Spark submit 启动流程解析

最新推荐文章于 2023-12-12 13:11:27 发布

humanity11

最新推荐文章于 2023-12-12 13:11:27 发布

阅读量841

点赞数

分类专栏： spark 大数据 scala

本文链接：https://blog.csdn.net/humanity11/article/details/89812140

版权

大数据同时被 3 个专栏收录

18 篇文章 2 订阅

订阅专栏

spark

8 篇文章 0 订阅

订阅专栏

scala

3 篇文章 0 订阅

订阅专栏

用户通过将spark程序打成jar包提交给spark集群，其中的入口是spark-summit,比如spark官方文档中运行WordCount程序：

spark-submit \
  --class org.apache.spark.examples.SparkPi \
  --master spark://master:7077 \
  --executor-memory 2G \
  --total-executor-cores 10 \
  examples.jar \
  100

但是我们大多人对spark 究竟是如何运行spark jar的流程感到迷惑，下面将分析spark究竟是如何运行jar程序的。

在spark home路径下找到spark submit脚本：

... ... //环境变量的准备工作
exec "$SPARK_HOME"/bin/spark-class org.apache.spark.deploy.SparkSubmit "${ORIG_ARGS[@]}"
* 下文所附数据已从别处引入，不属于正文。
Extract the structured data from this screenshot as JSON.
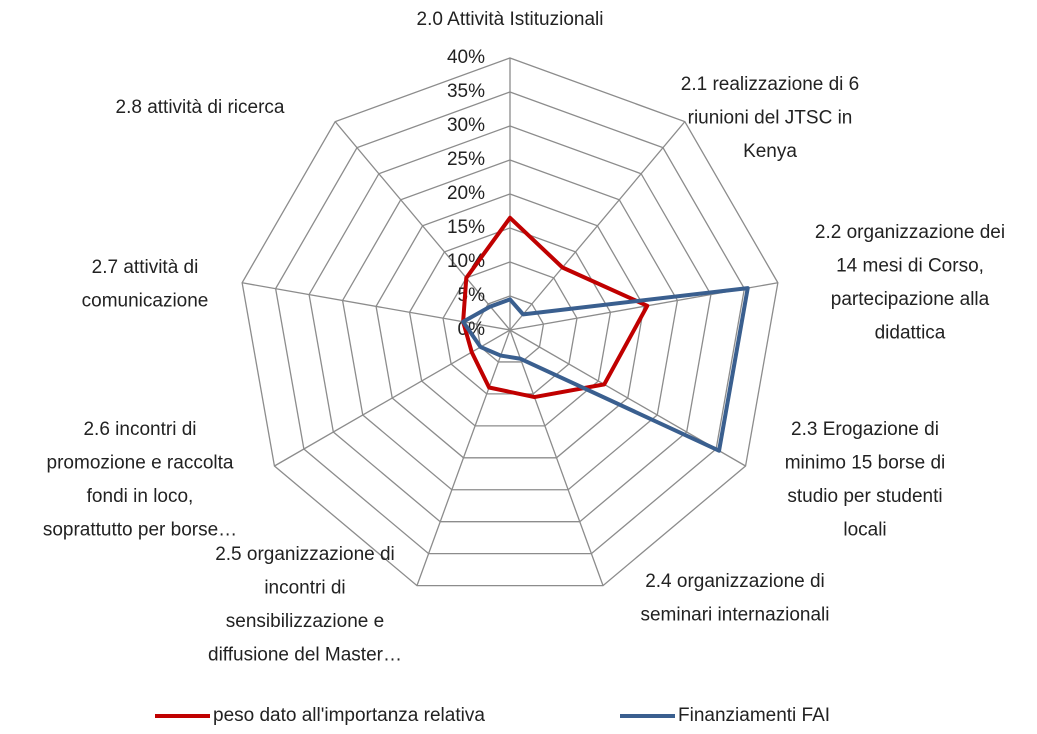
{
  "chart_data": {
    "type": "radar",
    "categories": [
      [
        "2.0 Attività  Istituzionali"
      ],
      [
        "2.1 realizzazione di 6",
        "riunioni del JTSC in",
        "Kenya"
      ],
      [
        "2.2 organizzazione dei",
        "14 mesi di Corso,",
        "partecipazione alla",
        "didattica"
      ],
      [
        "2.3 Erogazione di",
        "minimo 15 borse di",
        "studio per studenti",
        "locali"
      ],
      [
        "2.4 organizzazione di",
        "seminari internazionali"
      ],
      [
        "2.5 organizzazione di",
        "incontri di",
        "sensibilizzazione e",
        "diffusione del Master…"
      ],
      [
        "2.6 incontri di",
        "promozione e raccolta",
        "fondi in loco,",
        "soprattutto per borse…"
      ],
      [
        "2.7 attività di",
        "comunicazione"
      ],
      [
        "2.8 attività di ricerca"
      ]
    ],
    "series": [
      {
        "name": "peso dato all'importanza relativa",
        "color": "#c00000",
        "values": [
          16.5,
          12,
          20.5,
          16,
          10.5,
          9,
          6.5,
          7,
          10
        ]
      },
      {
        "name": "Finanziamenti FAI",
        "color": "#3a5f8f",
        "values": [
          4.5,
          3,
          35.5,
          35.5,
          4.5,
          4,
          5,
          7,
          4.5
        ]
      }
    ],
    "ylim": [
      0,
      40
    ],
    "yticks": [
      {
        "value": 0,
        "label": "0%"
      },
      {
        "value": 5,
        "label": "5%"
      },
      {
        "value": 10,
        "label": "10%"
      },
      {
        "value": 15,
        "label": "15%"
      },
      {
        "value": 20,
        "label": "20%"
      },
      {
        "value": 25,
        "label": "25%"
      },
      {
        "value": 30,
        "label": "30%"
      },
      {
        "value": 35,
        "label": "35%"
      },
      {
        "value": 40,
        "label": "40%"
      }
    ],
    "grid": true,
    "legend": "bottom"
  }
}
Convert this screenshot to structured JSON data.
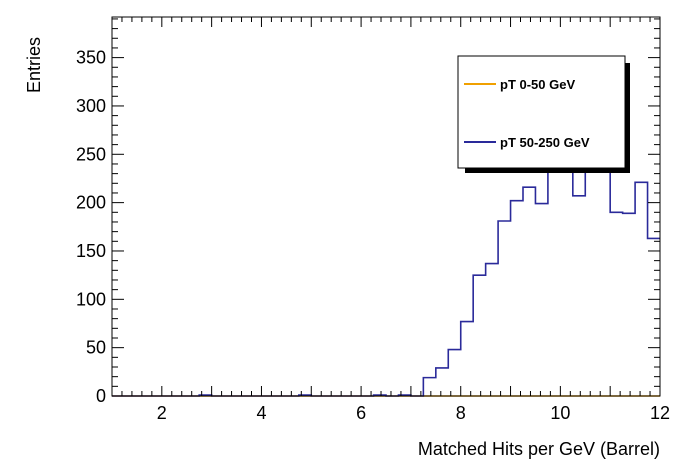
{
  "chart_data": {
    "type": "histogram",
    "xlabel": "Matched Hits per GeV (Barrel)",
    "ylabel": "Entries",
    "xlim": [
      1,
      12
    ],
    "ylim": [
      0,
      392
    ],
    "x_ticks": [
      2,
      4,
      6,
      8,
      10,
      12
    ],
    "y_ticks": [
      0,
      50,
      100,
      150,
      200,
      250,
      300,
      350
    ],
    "bin_edges_start": 1,
    "bin_width": 0.25,
    "legend_position": "top-right",
    "grid": false,
    "series": [
      {
        "name": "pT 0-50 GeV",
        "color": "#f0a000",
        "values": [
          0,
          0,
          0,
          0,
          0,
          0,
          0,
          0,
          0,
          0,
          0,
          0,
          0,
          0,
          0,
          0,
          0,
          0,
          0,
          0,
          0,
          0,
          0,
          0,
          0,
          0,
          0,
          0,
          0,
          0,
          0,
          0,
          0,
          0,
          0,
          0,
          0,
          0,
          0,
          0,
          0,
          0,
          0,
          0
        ]
      },
      {
        "name": "pT 50-250 GeV",
        "color": "#2a2a9a",
        "values": [
          0,
          0,
          0,
          0,
          0,
          0,
          0,
          1,
          0,
          0,
          0,
          0,
          0,
          0,
          0,
          1,
          0,
          0,
          0,
          0,
          0,
          1,
          0,
          1,
          0,
          19,
          29,
          48,
          77,
          125,
          137,
          181,
          202,
          216,
          199,
          232,
          232,
          207,
          234,
          252,
          190,
          189,
          221,
          163
        ]
      }
    ]
  }
}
可以看到最终由spark-class 脚本执行，入参是SparkSubmit

在spark-class脚本中：

调用了build_command(){ “”$RUNNNER" -Xmx128m -cp "$Launch_classpath" org.apache.spark.lancher..Main "$@"//通过luncher.Main方法spark启动做了命名的编译。

最后exe "${CMD[@]}" 执行前面编译的命令。我们先看下如何编译命令的。

找到org.apache.spark.launcher.Main

  /**
   * Usage: Main [class] [class args]
   * <p>
   * This CLI works in two different modes:
   * <ul>
   *   <li>"spark-submit": if <i>class</i> is "org.apache.spark.deploy.SparkSubmit", the
   *   {@link SparkLauncher} class is used to launch a Spark application.</li>
   *   <li>"spark-class": if another class is provided, an internal Spark class is run.</li>
   * </ul>
   *
   * This class works in tandem with the "bin/spark-class" script on Unix-like systems, and
   * "bin/spark-class2.cmd" batch script on Windows to execute the final command.
   * <p>
   * On Unix-like systems, the output is a list of command arguments, separated by the NULL
   * character. On Windows, the output is a command line suitable for direct execution from the
   * script.
   */
 public static void main(String[] argsArray) throws Exception {

这里的注释大概就是说这个类注释是输出根据系统输出一串命令参数：

public static void main(String[] argsArray) throws Exception {
    checkArgument(argsArray.length > 0, "Not enough arguments: missing class name.");

    List<String> args = new ArrayList<>(Arrays.asList(argsArray));
    String className = args.remove(0);

    boolean printLaunchCommand = !isEmpty(System.getenv("SPARK_PRINT_LAUNCH_COMMAND"));
    Map<String, String> env = new HashMap<>();
    List<String> cmd;
    if (className.equals("org.apache.spark.deploy.SparkSubmit")) {
      try {
        AbstractCommandBuilder builder = new SparkSubmitCommandBuilder(args);
        cmd = buildCommand(builder, env, printLaunchCommand);
      } catch (IllegalArgumentException e) {
        printLaunchCommand = false;
        System.err.println("Error: " + e.getMessage());
        System.err.println();

        MainClassOptionParser parser = new MainClassOptionParser();
        try {
          parser.parse(args);
        } catch (Exception ignored) {
          // Ignore parsing exceptions.
        }

        List<String> help = new ArrayList<>();
        if (parser.className != null) {
          help.add(parser.CLASS);
          help.add(parser.className);
        }
        help.add(parser.USAGE_ERROR);
        AbstractCommandBuilder builder = new SparkSubmitCommandBuilder(help);
        cmd = buildCommand(builder, env, printLaunchCommand);
      }
    } else {
      AbstractCommandBuilder builder = new SparkClassCommandBuilder(className, args);
      cmd = buildCommand(builder, env, printLaunchCommand);
    }

    if (isWindows()) {
      System.out.println(prepareWindowsCommand(cmd, env));
    } else {
      // In bash, use NULL as the arg separator since it cannot be used in an argument.
      List<String> bashCmd = prepareBashCommand(cmd, env);
      for (String c : bashCmd) {
        System.out.print(c);
        System.out.print('\0');
      }
    }
  }

如果是在liunx系统注意看else中的prepareBashCommand()，方法返回的了一串build成liunx能运行的命令。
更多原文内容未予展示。